There are three key areas when it comes to successful Materials Management in the software sector – culture, technology, and vendor engagement.

Given the state of world affairs, access to data needs to be off site via the cloud to support remote working conditions, providing a ‘single source of truth’ accessed by many parties; the tech sector is always growing, so companies need faster and more reliable access to this cloud data; digital supply chain initiatives engage vendors a lot earlier in the process to drive collaboration and to engage with their clients, which gives more assurance as there is more emphasis on automating data capture. 

It’s been a challenging period with the pandemic, particularly for the supply chain. Look what happened in the Suez Canal – things can suddenly impact material costs and availability, and you really have to be more efficient to survive and succeed. Virtual system access can solve some issues and you need to look at data access in a wider net.

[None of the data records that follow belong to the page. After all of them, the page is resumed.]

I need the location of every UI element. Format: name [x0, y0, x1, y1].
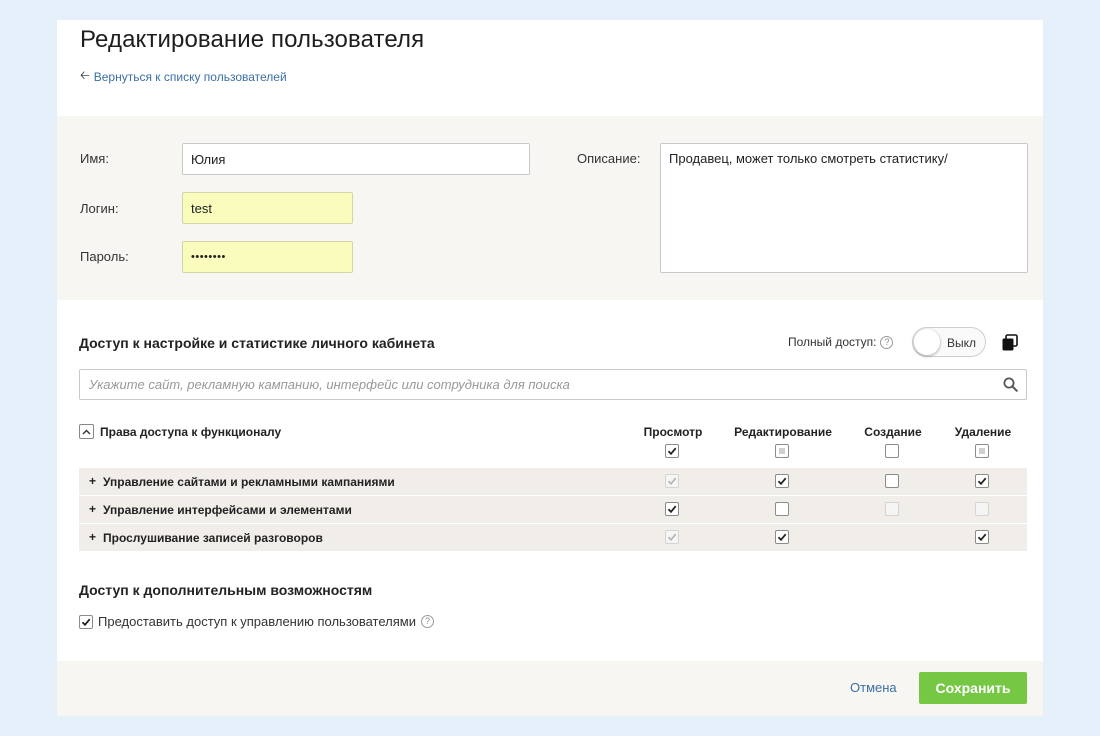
form-footer: Отмена Сохранить: [57, 661, 1043, 716]
user-mgmt-label: Предоставить доступ к управлению пользов…: [98, 614, 416, 629]
edit-all-checkbox[interactable]: [775, 444, 789, 458]
password-label: Пароль:: [80, 249, 129, 264]
collapse-icon[interactable]: [79, 424, 94, 439]
copy-icon[interactable]: [1001, 334, 1019, 352]
extra-section-title: Доступ к дополнительным возможностям: [79, 582, 373, 598]
row3-edit-checkbox[interactable]: [775, 530, 789, 544]
create-all-checkbox[interactable]: [885, 444, 899, 458]
name-label: Имя:: [80, 151, 109, 166]
name-input[interactable]: Юлия: [182, 143, 530, 175]
back-link[interactable]: 🡠 Вернуться к списку пользователей: [80, 66, 287, 87]
full-access-label: Полный доступ:: [788, 335, 877, 349]
delete-all-checkbox[interactable]: [975, 444, 989, 458]
row1-delete-checkbox[interactable]: [975, 474, 989, 488]
col-header-view: Просмотр: [643, 425, 703, 439]
row1-create-checkbox[interactable]: [885, 474, 899, 488]
login-label: Логин:: [80, 201, 119, 216]
description-textarea[interactable]: Продавец, может только смотреть статисти…: [660, 143, 1028, 273]
access-search-input[interactable]: Укажите сайт, рекламную кампанию, интерф…: [79, 369, 1027, 400]
row2-edit-checkbox[interactable]: [775, 502, 789, 516]
row-label: Управление интерфейсами и элементами: [103, 503, 352, 517]
full-access-label-group: Полный доступ: ?: [788, 335, 894, 349]
row2-view-checkbox[interactable]: [665, 502, 679, 516]
description-label: Описание:: [577, 151, 641, 166]
toggle-knob: [914, 329, 940, 355]
row3-delete-checkbox[interactable]: [975, 530, 989, 544]
view-all-checkbox[interactable]: [665, 444, 679, 458]
row2-create-checkbox: [885, 502, 899, 516]
access-section-title: Доступ к настройке и статистике личного …: [79, 335, 435, 351]
back-link-label: Вернуться к списку пользователей: [93, 69, 287, 84]
row-label: Прослушивание записей разговоров: [103, 531, 323, 545]
plus-icon[interactable]: +: [89, 530, 96, 544]
col-header-edit: Редактирование: [734, 425, 832, 439]
toggle-text: Выкл: [947, 336, 977, 350]
arrow-left-icon: 🡠: [80, 68, 90, 82]
row2-delete-checkbox: [975, 502, 989, 516]
row1-edit-checkbox[interactable]: [775, 474, 789, 488]
row1-view-checkbox: [665, 474, 679, 488]
search-icon[interactable]: [1003, 377, 1018, 392]
user-mgmt-checkbox[interactable]: [79, 614, 93, 629]
permissions-header: Права доступа к функционалу: [79, 424, 281, 439]
question-icon[interactable]: ?: [421, 615, 434, 628]
cancel-button[interactable]: Отмена: [850, 680, 897, 695]
save-button[interactable]: Сохранить: [919, 672, 1027, 704]
row-label: Управление сайтами и рекламными кампания…: [103, 475, 395, 489]
question-icon[interactable]: ?: [880, 335, 894, 349]
table-row: + Прослушивание записей разговоров: [79, 523, 1027, 551]
plus-icon[interactable]: +: [89, 502, 96, 516]
page-title: Редактирование пользователя: [80, 26, 425, 53]
col-header-delete: Удаление: [954, 425, 1012, 439]
login-input[interactable]: test: [182, 192, 353, 224]
user-edit-card: Редактирование пользователя 🡠 Вернуться …: [57, 20, 1043, 716]
user-mgmt-option[interactable]: Предоставить доступ к управлению пользов…: [79, 614, 434, 629]
col-header-create: Создание: [864, 425, 922, 439]
password-input[interactable]: ••••••••: [182, 241, 353, 273]
row3-view-checkbox: [665, 530, 679, 544]
plus-icon[interactable]: +: [89, 474, 96, 488]
permissions-header-label: Права доступа к функционалу: [100, 424, 282, 439]
full-access-toggle[interactable]: Выкл: [912, 327, 986, 357]
user-form-panel: Имя: Юлия Логин: test Пароль: •••••••• О…: [57, 116, 1043, 300]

Solving problems comes down to better visibility, and proactively solving issues with vendors and enabling construction teams to execute their work. The biggest cause of delays is not being able to provide teams with what they need.

On average 2% of materials are lost or re-ordered, which only factors in the material cost, what is not captured is the duplicated effort of procurement, vendor and shipping costs, all of which have an environmental impact.

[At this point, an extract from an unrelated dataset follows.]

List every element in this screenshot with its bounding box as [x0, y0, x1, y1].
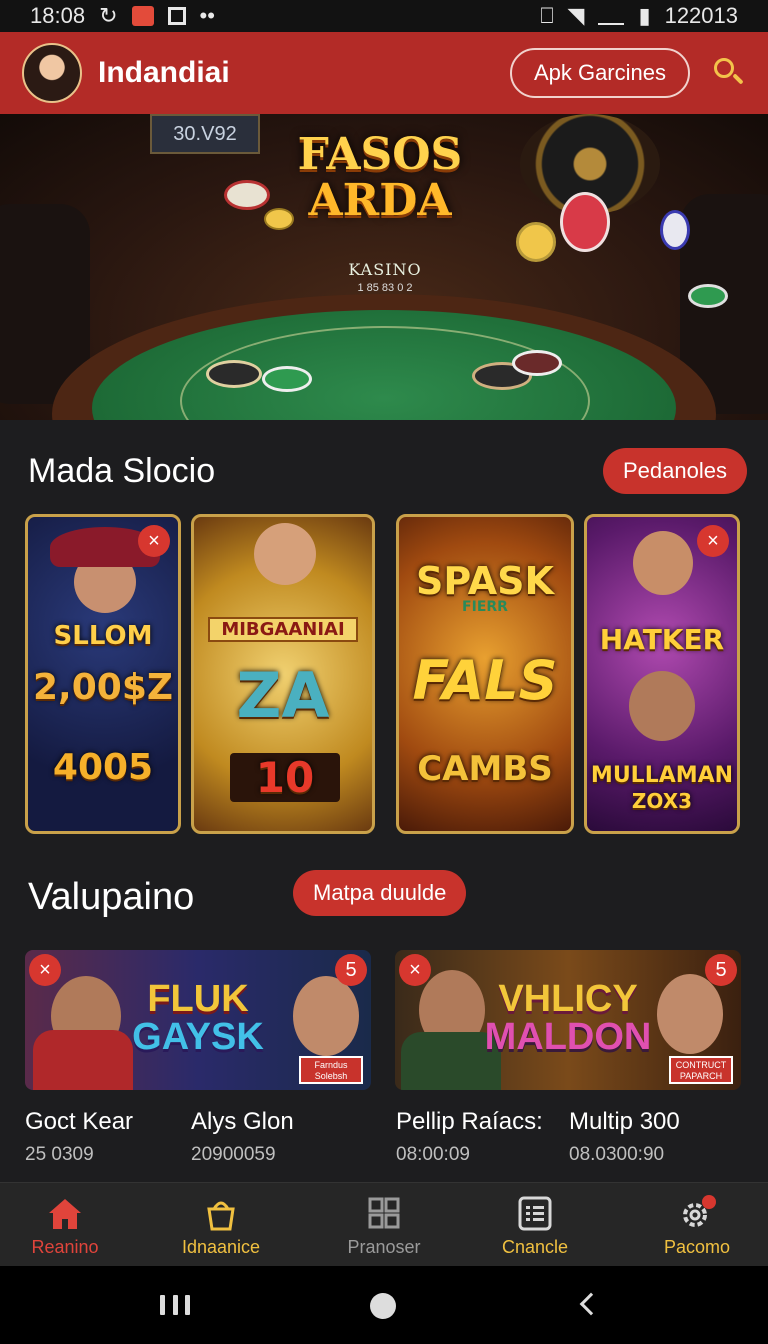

As things start to stabilise, APTIM continues to utilize SiteSense to boost efficiencies and solve productivity issues proactively. Integrating with 3D/4D modelling is just the precipice of what we can do. Access to data can help you firm up bids to win work, to make better cost estimates, and AI and ML are the next phase, providing an eco-system of tools.

A key focus for Intelliwave and APTIM is to increase the availability of data, whether it’s creating a data warehouse for visualisations or increasing integrations to provide additional value. We want to move to a more of an enterprise usage phase – up to now it’s been project based – so more people can access data in real time.